5. Par suite, le caractère décennal des désordres ne peut être retenu. Il s'ensuit que les conclusions à fin d'indemnisation présentées par la communauté de communes Terres des Confluences sur le fondement de la garantie décennale ne peuvent qu'être rejetées, sans qu'il soit besoin de statuer sur l'exception de prescription opposée en défense.

Sur les conclusions à fin d'appel en garantie :

6. Aucune condamnation n'étant prononcée à l'encontre du cabinet d'architectes Dangas et Laurence, de la société SOPREMA et de la société Bureau Veritas, leurs conclusions à fin d'appel en garantie sont dépourvues d'objet et doivent par suite être rejetées.

Sur les dépens :

7. Les frais d'expertise, taxés et liquidés à la somme de 6 156,84 euros, sont mis à la charge définitive de la communauté de commune Terres des Confluences, qui est la partie perdante dans la présente instance.

Sur les conclusions présentées au titre de l'article L. 761-1 du code de justice administrative :

8. Il y a lieu de mettre à la charge de la communauté de communes Terres des Confluences la somme de 1 500 euros à verser à la société Bureau Veritas au titre de l'article L. 761-1 du code de justice administrative.

9. Dans les circonstances de l'espèce, il y a lieu de rejeter les conclusions présentées sur ce même fondement par le cabinet d'architectes Dangas et Laurence, par la communauté de communes Terre des Confluences et par la société SOPREMA

D E C I D E :

Article 1er : La requête de la communauté de communes Terres des Confluences est rejetée.

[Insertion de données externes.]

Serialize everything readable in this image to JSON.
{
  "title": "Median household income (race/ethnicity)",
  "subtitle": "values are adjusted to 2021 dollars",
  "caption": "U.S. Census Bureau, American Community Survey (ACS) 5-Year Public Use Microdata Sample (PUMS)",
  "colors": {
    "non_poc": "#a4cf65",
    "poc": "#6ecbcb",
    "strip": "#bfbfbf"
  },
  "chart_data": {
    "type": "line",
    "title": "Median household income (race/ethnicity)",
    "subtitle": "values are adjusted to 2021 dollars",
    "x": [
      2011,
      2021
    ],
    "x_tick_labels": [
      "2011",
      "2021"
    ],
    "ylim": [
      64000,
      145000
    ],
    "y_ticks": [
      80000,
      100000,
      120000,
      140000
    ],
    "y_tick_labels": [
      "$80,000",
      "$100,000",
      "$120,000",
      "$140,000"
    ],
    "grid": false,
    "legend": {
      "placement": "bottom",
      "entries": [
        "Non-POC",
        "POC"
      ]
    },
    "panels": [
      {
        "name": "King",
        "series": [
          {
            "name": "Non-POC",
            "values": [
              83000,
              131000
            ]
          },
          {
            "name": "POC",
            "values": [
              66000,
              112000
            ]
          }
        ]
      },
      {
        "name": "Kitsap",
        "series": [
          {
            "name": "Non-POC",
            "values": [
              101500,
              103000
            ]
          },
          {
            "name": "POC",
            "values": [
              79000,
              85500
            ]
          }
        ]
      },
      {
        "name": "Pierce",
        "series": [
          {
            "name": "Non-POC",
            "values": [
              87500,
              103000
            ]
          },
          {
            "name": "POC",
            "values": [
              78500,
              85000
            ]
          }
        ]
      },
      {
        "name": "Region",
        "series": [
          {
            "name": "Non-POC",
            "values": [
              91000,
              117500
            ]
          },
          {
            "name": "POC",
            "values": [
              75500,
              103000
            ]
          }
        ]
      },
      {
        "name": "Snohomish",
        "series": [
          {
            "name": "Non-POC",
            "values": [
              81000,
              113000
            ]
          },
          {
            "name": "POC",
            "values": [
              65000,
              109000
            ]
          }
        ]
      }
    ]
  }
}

Article 2 : Les frais d'expertise, taxés et liquidés à la somme de 6 156,84 euros, sont mis à la charge définitive de la communauté de communes Terres des Confluences.

Article 3 : La communauté de communes Terres des Confluences versera à la société Bureau Veritas la somme de 1 500 euros au titre de l'article L. 761-1 du code de justice administrative.

Article 4 : Le surplus des conclusions des parties est rejeté.

Article 5 : Le présent jugement sera notifié à la communauté de communes Terres des Confluences, au cabinet d'architectes Dangas et Laurence, à la société Pons bâtiment, à la société CMS Ganza, à la société Bureau Veritas et à la société SOPREMA.

Délibéré après l'audience du 16 février 2023, à laquelle siégeaient :

M. Sorin, président,

M. Hecht, premier conseiller,

Mme Pétri, conseillère.

Rendu public par mise à disposition au greffe le 8 mars 2023.

La rapporteure,

M. PETRI

Le président,

T. SORINLa greffière,

S. SORABELLA

La République mande et ordonne à la préfète de Tarn-et-Garonne, en ce qui la concerne ou à tous commissaires de justice à ce requis en ce qui concerne les voies de droit commun contre les parties privées, de pourvoir à l'exécution de la présente décision.